When Jackie was two years old, her father was drafted into the French army where he served from 1939-1942. Therefore, it fell upon her grandparents and mother to provide a safe haven for the family after the German invasion of France in 1940. Jackie and her mother lived with her grandparents in Gex, a town in France near the Switzerland border, that had become part of the occupied zone. Living across the street from the German headquarters, Jackie remembers watching through the window of the house as guards patrolled the street.
In an effort to rejoin her husband in 1942, Jackie’s mother enlisted the help of a Christian friend to hike through the nearby mountainous region until they reached a place where she could safely remove the Star of David that Jews were required to wear. From there, she would board a train to meet her husband. Unaware of the dangers ahead, Jackie’s grandparents felt it was unnecessary for Jackie to leave. “They didn’t realize what was going on,” Jackie recalls.
But Jackie’s mother insisted that her daughter join her. A few weeks after her mother left, the same Christian friend who had helped her mother came for Jackie. As they traveled together, he pretended to be her father, thus hiding her Jewish identity. “He was a very brave man,” Jackie recalls, “a wonderful man because he was not just putting himself at risk, but he was really putting his whole family at risk.” Shortly afterwards, her grandparents, who had stayed in the town, were picked up by French police collaborating with the Germans and eventually sent to Auschwitz where they were gassed on their arrival.
Once Jackie rejoined her parents, they lived together in a factory town where her father was able to find work. The general manager of the factory was not supposed to hire Jews. However, again at great peril to himself, he hired refugees and Jews in order to try to save, or at least help, some families. “When I talk to children,” Jackie notes, “I always emphasize that the reason I’m here is because there were people that helped us.”
In 1944, when the Germans were losing the war, Jackie, her mother, her newly born sister, and a group of others fled to the mountains because it was becoming more and more dangerous for them. Her father, who had joined the French Resistance, stayed behind to fight. But as the French Resistance began fighting more openly, it was no longer safe for their wives and children to remain.

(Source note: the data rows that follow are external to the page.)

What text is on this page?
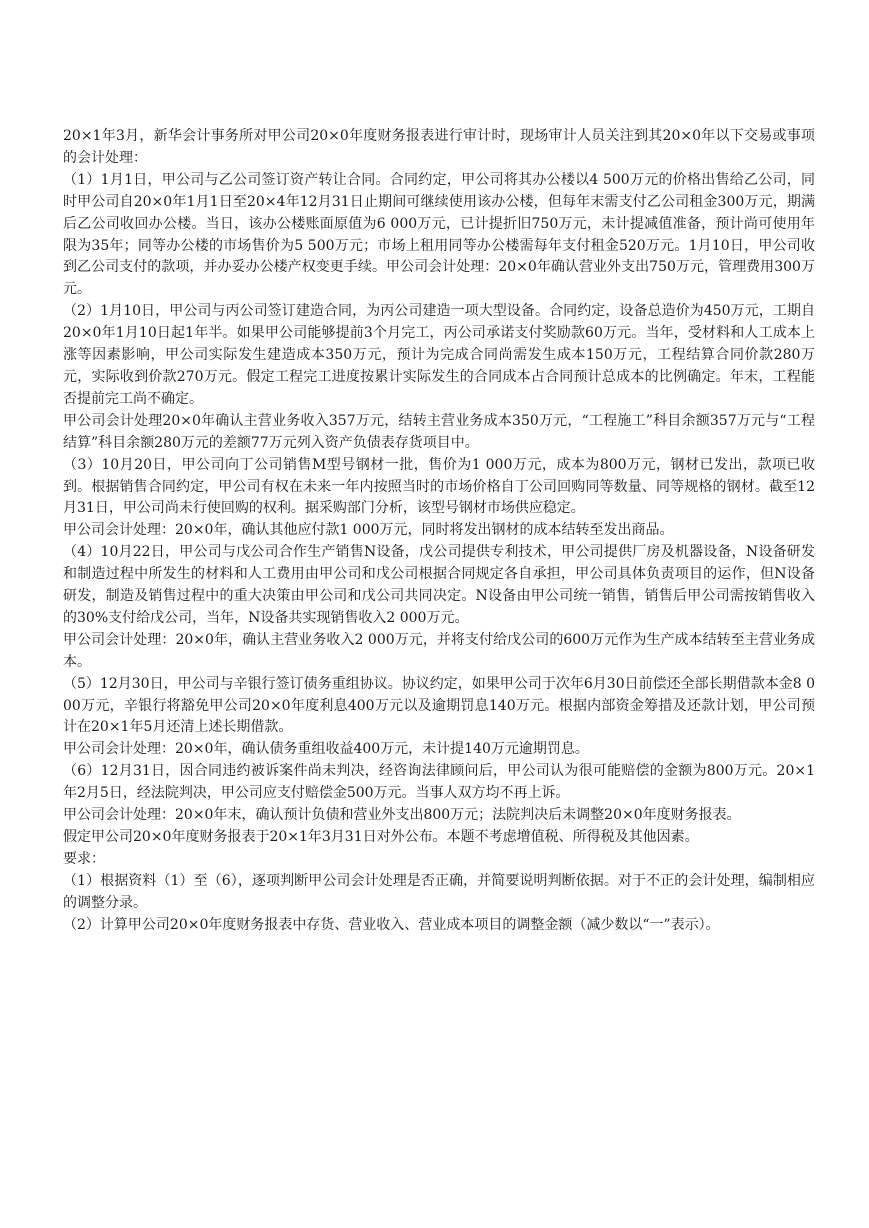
20×1年3月，新华会计事务所对甲公司20×0年度财务报表进行审计时，现场审计人员关注到其20×0年以下交易或事项的会计处理：

（1）1月1日，甲公司与乙公司签订资产转让合同。合同约定，甲公司将其办公楼以4 500万元的价格出售给乙公司，同时甲公司自20×0年1月1日至20×4年12月31日止期间可继续使用该办公楼，但每年末需支付乙公司租金300万元，期满后乙公司收回办公楼。当日，该办公楼账面原值为6 000万元，已计提折旧750万元，未计提减值准备，预计尚可使用年限为35年；同等办公楼的市场售价为5 500万元；市场上租用同等办公楼需每年支付租金520万元。1月10日，甲公司收到乙公司支付的款项，并办妥办公楼产权变更手续。甲公司会计处理：20×0年确认营业外支出750万元，管理费用300万元。

（2）1月10日，甲公司与丙公司签订建造合同，为丙公司建造一项大型设备。合同约定，设备总造价为450万元，工期自20×0年1月10日起1年半。如果甲公司能够提前3个月完工，丙公司承诺支付奖励款60万元。当年，受材料和人工成本上涨等因素影响，甲公司实际发生建造成本350万元，预计为完成合同尚需发生成本150万元，工程结算合同价款280万元，实际收到价款270万元。假定工程完工进度按累计实际发生的合同成本占合同预计总成本的比例确定。年末，工程能否提前完工尚不确定。

甲公司会计处理20×0年确认主营业务收入357万元，结转主营业务成本350万元，“工程施工”科目余额357万元与“工程结算”科目余额280万元的差额77万元列入资产负债表存货项目中。

（3）10月20日，甲公司向丁公司销售M型号钢材一批，售价为1 000万元，成本为800万元，钢材已发出，款项已收到。根据销售合同约定，甲公司有权在未来一年内按照当时的市场价格自丁公司回购同等数量、同等规格的钢材。截至12月31日，甲公司尚未行使回购的权利。据采购部门分析，该型号钢材市场供应稳定。

甲公司会计处理：20×0年，确认其他应付款1 000万元，同时将发出钢材的成本结转至发出商品。

（4）10月22日，甲公司与戊公司合作生产销售N设备，戊公司提供专利技术，甲公司提供厂房及机器设备，N设备研发和制造过程中所发生的材料和人工费用由甲公司和戊公司根据合同规定各自承担，甲公司具体负责项目的运作，但N设备研发，制造及销售过程中的重大决策由甲公司和戊公司共同决定。N设备由甲公司统一销售，销售后甲公司需按销售收入的30%支付给戊公司，当年，N设备共实现销售收入2 000万元。

甲公司会计处理：20×0年，确认主营业务收入2 000万元，并将支付给戊公司的600万元作为生产成本结转至主营业务成本。

（5）12月30日，甲公司与辛银行签订债务重组协议。协议约定，如果甲公司于次年6月30日前偿还全部长期借款本金8 000万元，辛银行将豁免甲公司20×0年度利息400万元以及逾期罚息140万元。根据内部资金筹措及还款计划，甲公司预计在20×1年5月还清上述长期借款。

甲公司会计处理：20×0年，确认债务重组收益400万元，未计提140万元逾期罚息。

（6）12月31日，因合同违约被诉案件尚未判决，经咨询法律顾问后，甲公司认为很可能赔偿的金额为800万元。20×1年2月5日，经法院判决，甲公司应支付赔偿金500万元。当事人双方均不再上诉。

甲公司会计处理：20×0年末，确认预计负债和营业外支出800万元；法院判决后未调整20×0年度财务报表。

假定甲公司20×0年度财务报表于20×1年3月31日对外公布。本题不考虑增值税、所得税及其他因素。

要求：

（1）根据资料（1）至（6），逐项判断甲公司会计处理是否正确，并简要说明判断依据。对于不正的会计处理，编制相应的调整分录。

（2）计算甲公司20×0年度财务报表中存货、营业收入、营业成本项目的调整金额（减少数以“一”表示）。
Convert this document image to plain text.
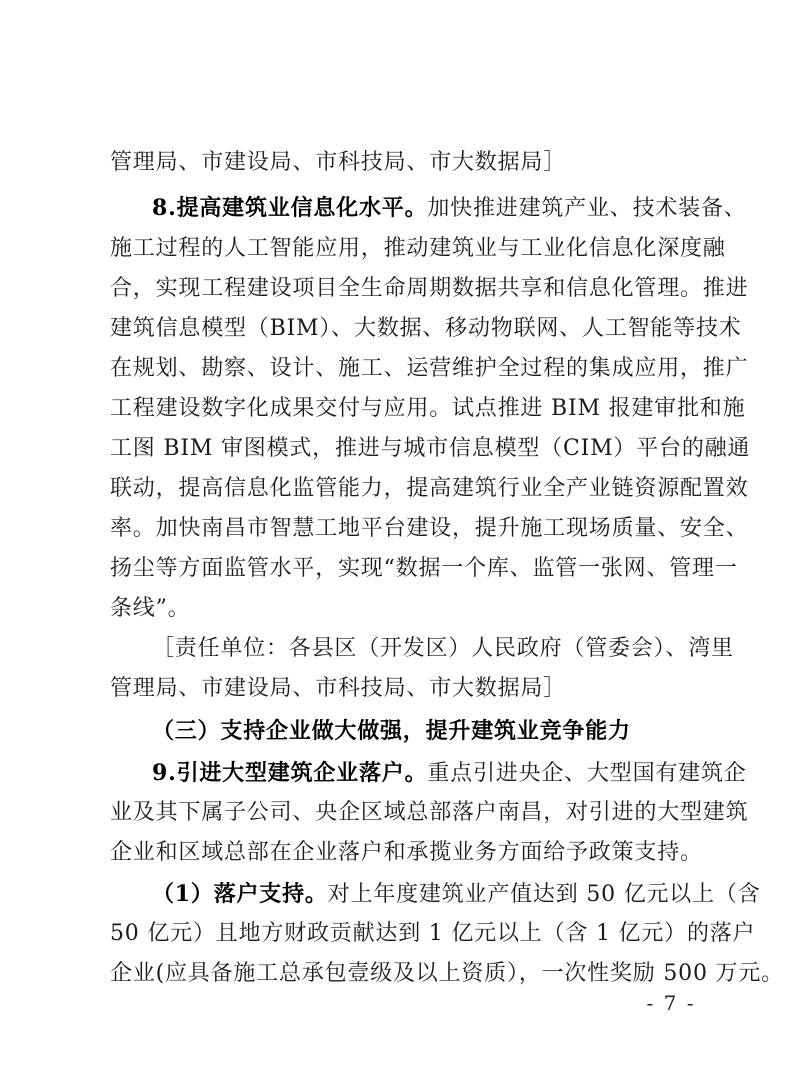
管理局、市建设局、市科技局、市大数据局］
8.提高建筑业信息化水平。加快推进建筑产业、技术装备、
施工过程的人工智能应用，推动建筑业与工业化信息化深度融
合，实现工程建设项目全生命周期数据共享和信息化管理。推进
建筑信息模型（BIM）、大数据、移动物联网、人工智能等技术
在规划、勘察、设计、施工、运营维护全过程的集成应用，推广
工程建设数字化成果交付与应用。试点推进 BIM 报建审批和施
工图 BIM 审图模式，推进与城市信息模型（CIM）平台的融通
联动，提高信息化监管能力，提高建筑行业全产业链资源配置效
率。加快南昌市智慧工地平台建设，提升施工现场质量、安全、
扬尘等方面监管水平，实现“数据一个库、监管一张网、管理一
条线”。
［责任单位：各县区（开发区）人民政府（管委会）、湾里
管理局、市建设局、市科技局、市大数据局］
（三）支持企业做大做强，提升建筑业竞争能力
9.引进大型建筑企业落户。重点引进央企、大型国有建筑企
业及其下属子公司、央企区域总部落户南昌，对引进的大型建筑
企业和区域总部在企业落户和承揽业务方面给予政策支持。
（1）落户支持。对上年度建筑业产值达到 50 亿元以上（含
50 亿元）且地方财政贡献达到 1 亿元以上（含 1 亿元）的落户
企业(应具备施工总承包壹级及以上资质），一次性奖励 500 万元。
- 7 -
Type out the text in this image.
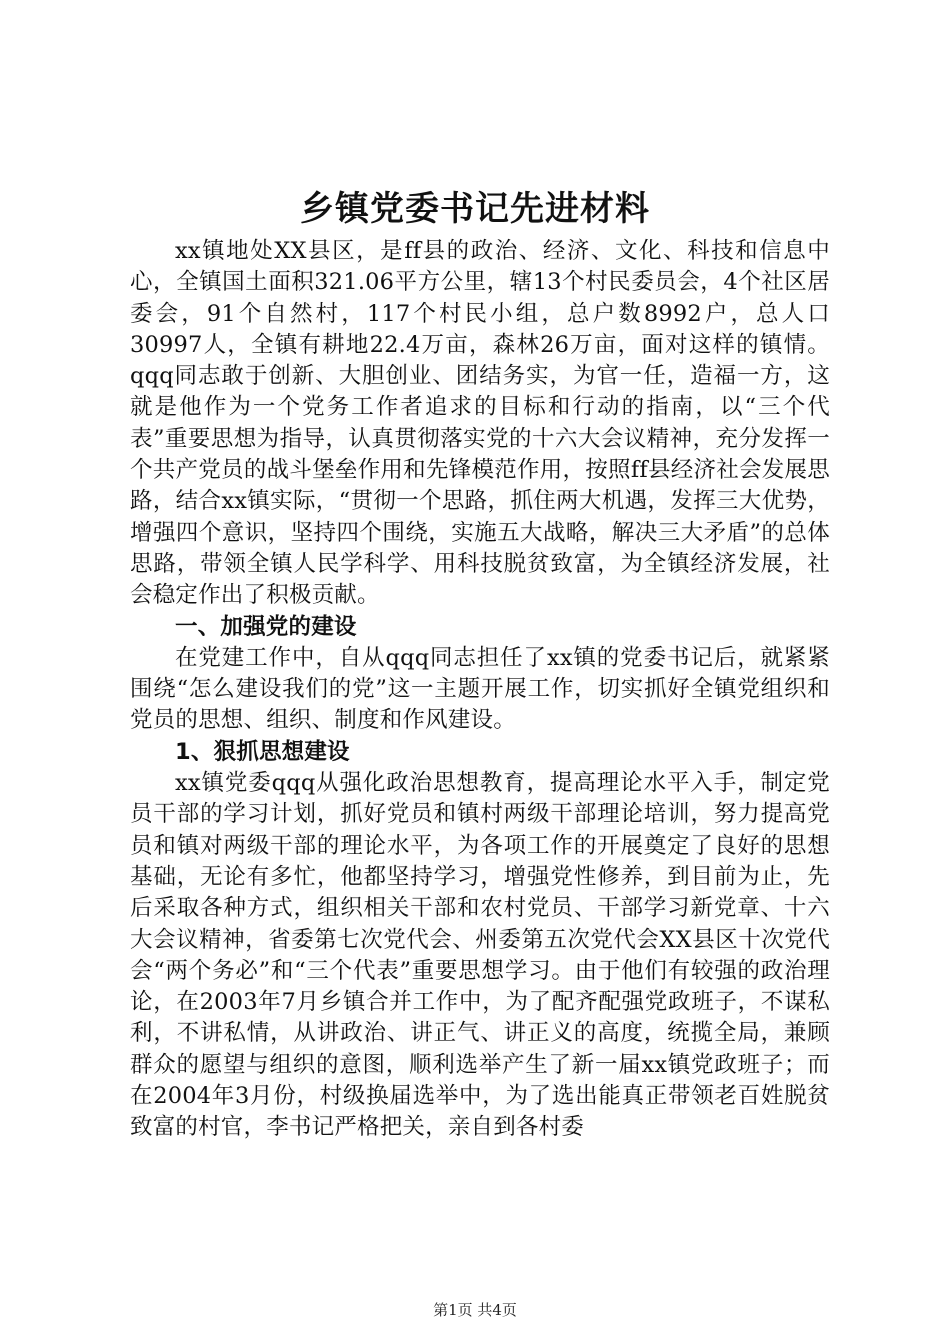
乡镇党委书记先进材料

xx镇地处XX县区，是ff县的政治、经济、文化、科技和信息中心，全镇国土面积321.06平方公里，辖13个村民委员会，4个社区居委会，91个自然村，117个村民小组，总户数8992户，总人口30997人，全镇有耕地22.4万亩，森林26万亩，面对这样的镇情。qqq同志敢于创新、大胆创业、团结务实，为官一任，造福一方，这就是他作为一个党务工作者追求的目标和行动的指南，以“三个代表”重要思想为指导，认真贯彻落实党的十六大会议精神，充分发挥一个共产党员的战斗堡垒作用和先锋模范作用，按照ff县经济社会发展思路，结合xx镇实际，“贯彻一个思路，抓住两大机遇，发挥三大优势，增强四个意识，坚持四个围绕，实施五大战略，解决三大矛盾”的总体思路，带领全镇人民学科学、用科技脱贫致富，为全镇经济发展，社会稳定作出了积极贡献。

一、加强党的建设

在党建工作中，自从qqq同志担任了xx镇的党委书记后，就紧紧围绕“怎么建设我们的党”这一主题开展工作，切实抓好全镇党组织和党员的思想、组织、制度和作风建设。

1、狠抓思想建设

xx镇党委qqq从强化政治思想教育，提高理论水平入手，制定党员干部的学习计划，抓好党员和镇村两级干部理论培训，努力提高党员和镇对两级干部的理论水平，为各项工作的开展奠定了良好的思想基础，无论有多忙，他都坚持学习，增强党性修养，到目前为止，先后采取各种方式，组织相关干部和农村党员、干部学习新党章、十六大会议精神，省委第七次党代会、州委第五次党代会XX县区十次党代会“两个务必”和“三个代表”重要思想学习。由于他们有较强的政治理论，在2003年7月乡镇合并工作中，为了配齐配强党政班子，不谋私利，不讲私情，从讲政治、讲正气、讲正义的高度，统揽全局，兼顾群众的愿望与组织的意图，顺利选举产生了新一届xx镇党政班子；而在2004年3月份，村级换届选举中，为了选出能真正带领老百姓脱贫致富的村官，李书记严格把关，亲自到各村委

第1页 共4页
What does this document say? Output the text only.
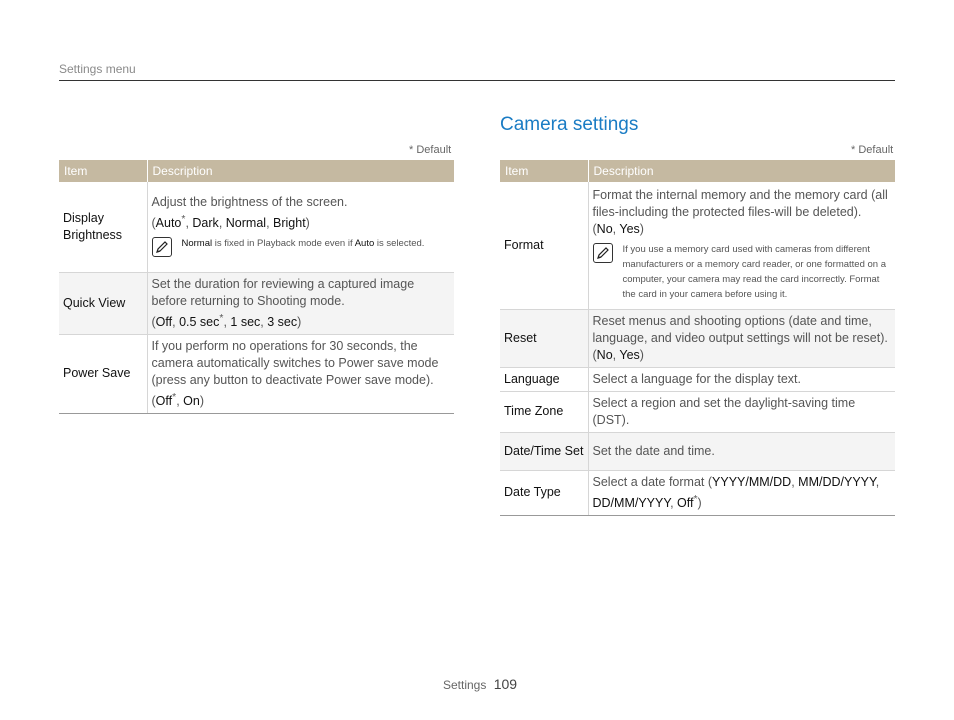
Settings menu
* Default
Item	Description
Display Brightness	Adjust the brightness of the screen.
(Auto*, Dark, Normal, Bright)
Normal is fixed in Playback mode even if Auto is selected.

Quick View	Set the duration for reviewing a captured image before returning to Shooting mode.
(Off, 0.5 sec*, 1 sec, 3 sec)
Power Save	If you perform no operations for 30 seconds, the camera automatically switches to Power save mode (press any button to deactivate Power save mode). (Off*, On)
Camera settings
* Default
Item	Description
Format	Format the internal memory and the memory card (all files-including the protected files-will be deleted).
(No, Yes)
If you use a memory card used with cameras from different manufacturers or a memory card reader, or one formatted on a computer, your camera may read the card incorrectly. Format the card in your camera before using it.

Reset	Reset menus and shooting options (date and time, language, and video output settings will not be reset).
(No, Yes)
Language	Select a language for the display text.
Time Zone	Select a region and set the daylight-saving time (DST).
Date/Time Set	Set the date and time.
Date Type	Select a date format (YYYY/MM/DD, MM/DD/YYYY, DD/MM/YYYY, Off*)
Settings 109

Jackie recalls that once up in the mountains, her group was stopped by German soldiers. Thanks to some girls who, as Jackie put it, “had made friends with the soldiers,” Jackie’s group was able to return to their hometown hitching a ride with German soldiers who were retreating westward as they were losing the war. “I remember very vividly sitting on top of duffel bags, and my sister in the [baby] carriage, and my mother, going through all these little villages, with people looking at us, like, what are these people doing on top of these trucks?”
After reaching their town, Jackie and her family were shot at by a machine gun while waiting for a trolley car. But thankfully they were unharmed. “We were lucky,” she observes. “All four of us—my nuclear family, my mother, my father, my sister, and I—came through the war okay.”
After the war ended, Jackie’s mother was able to reunite with her mother and brothers–German Jews who managed to leave Germany in time and who were already living in Chicago. Because she could not speak any English, Jackie, although already ten years old, was placed into first grade. “If you could view yourself when you were ten, and put together with kids six years old, you will understand that it was very traumatic for me,” she recalls. Thanks to one of the teachers at the school, however, Jackie was able to move from the first to the sixth grade in just a few months. Because she dressed and spoke differently, however, she was the object of rude comments from her classmates. “It wasn’t physical bullying or anything like that,” she remembers, “but it really hurt.” When she speaks to groups of children at The Florida Holocaust Museum, she shares her experience as an ostracized refugee to teach lessons of tolerance and empathy towards others.
After years of living with this past, Jackie and her mother visited The Florida Holocaust Museum one day. Jackie remembers that the Museum was seeking volunteers, and her mother said that it might be something she would enjoy. Believing that “Survivors” meant those who were in concentration camps, Jackie didn’t realize that she would eventually come to teach visitors about her own personal past. “And then, when I was taking the docent class,” she recalls, “I realized I was a Survivor.” Only after several years of serving as a docent did she begin to share her own story.
Jackie has since donated her father’s French Resistance uniform armband, hat, and some additional artifacts to The Florida Holocaust Museum and feels that the Museum is important in that it keeps the victims’ stories alive. To her, it is crucial to remember not only the Holocaust but also other genocides in the world. When she looks at the world today, she told us, “I’m sad, I guess—that’s one word, though it’s really not the right word—about what’s going on in the world and the fact that we say, ‘never again,’ but it happens over and over again.” She now expresses deep gratitude towards The Florida Holocaust Museum for emphasizing the continued relevance of Holocaust history and memory.
“I think the goal is that we help to make the world a better place, and that’s what it needs to be,” said Jackie.